I attended Auburn University and was initially enrolled as an Industrial and Systems Engineering student. Encouraged to participate in a co-operative work study program to boost my resume, I interned for an automotive manufacturing company. After two work semesters and 2.5 years, I was feeling restless and felt that the work and responsibilities in an ISE career lacked the creativity and challenge I sought when I first pursued the engineering profession. The most significant takeaway from my time working in manufacturing engineering was the handful of times I was exposed to the software process behind some of the automation and robotics in the plant’s assembly lines. A combination of my experience with this internship and a desire to take on a new challenge led me to change my major to Wireless Software Engineering as I began my junior year.

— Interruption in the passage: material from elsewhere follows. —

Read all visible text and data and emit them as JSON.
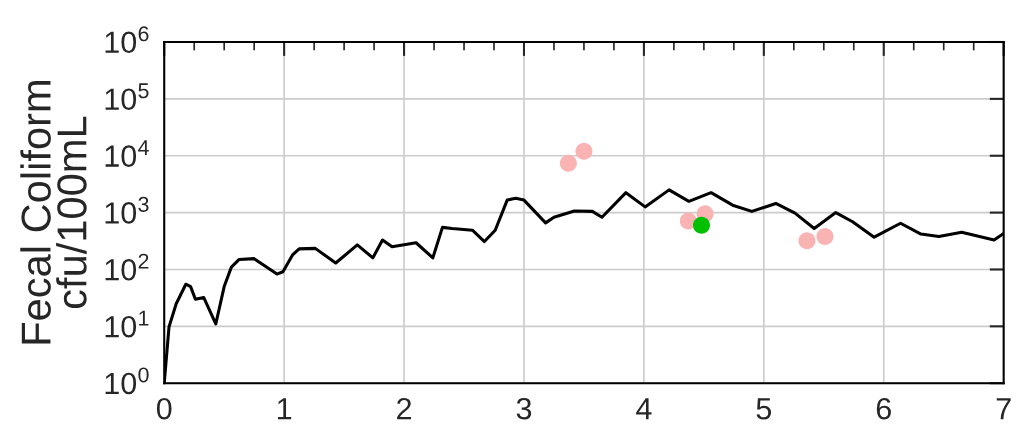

At the time, Auburn’s Wireless Engineering degree was the only one of its kind in the country, and offered two potential specialities, either a Hardware or Software option. The Wireless Software Engineering curriculum builds upon a solid foundation in mathematics, science, and electrical or software engineering fundamentals to introduce wireless communications theories, devices, circuits, systems, networks, standards, management, and applications. Design experience is interwoven throughout the curriculum by introducing basic design concepts early, emphasizing hands-on design experiences in the laboratories, including effective use of computers and other modern engineering tools, and culminating with a capstone design project in the senior year. I believe my degree shared 85% of the Curriculum with Software engineering and the remaining 15% was all Electrical Engineering course work. With absolutely no background in programming or computer science, the learning curve was steep at first, and I feel like was able to step up to the challenge.

Graduate School and Recent Experience

After graduating in 2016, I continued my education as a candidate for a Master’s in Computer Science with coursework focusing in data science at the University of Tennessee, Knoxville. During my time at UTK I worked as a teaching assistant for two courses, Systems Programing and Software Engineering. Systems Programming is a required Undergraduate course teaching principles and methodologies of operating systems with intense focus on biweekly labwork. Software Engineering is an elective computer science course focusing on team oriented, iterative, software development projects.

Additionally, my advisor, Dr. Audris Mockus, connected me to two research opportunities at Oak Ridge National Lab. The first of which involved assisting an engineer working with Accelerated Climate Model for Energy (ACME now called ES3M) with his data restructuring efforts for the Department of Energy’s climate model still in active development after its creation over 20 years ago. The second opportunity was a digital archeology project for the ESTSC and OSTI, where I validated and audited the Department of Energy’s warehouse of old scientific software packages in preparation for digitization and open source sharing through the new initiative DOECode.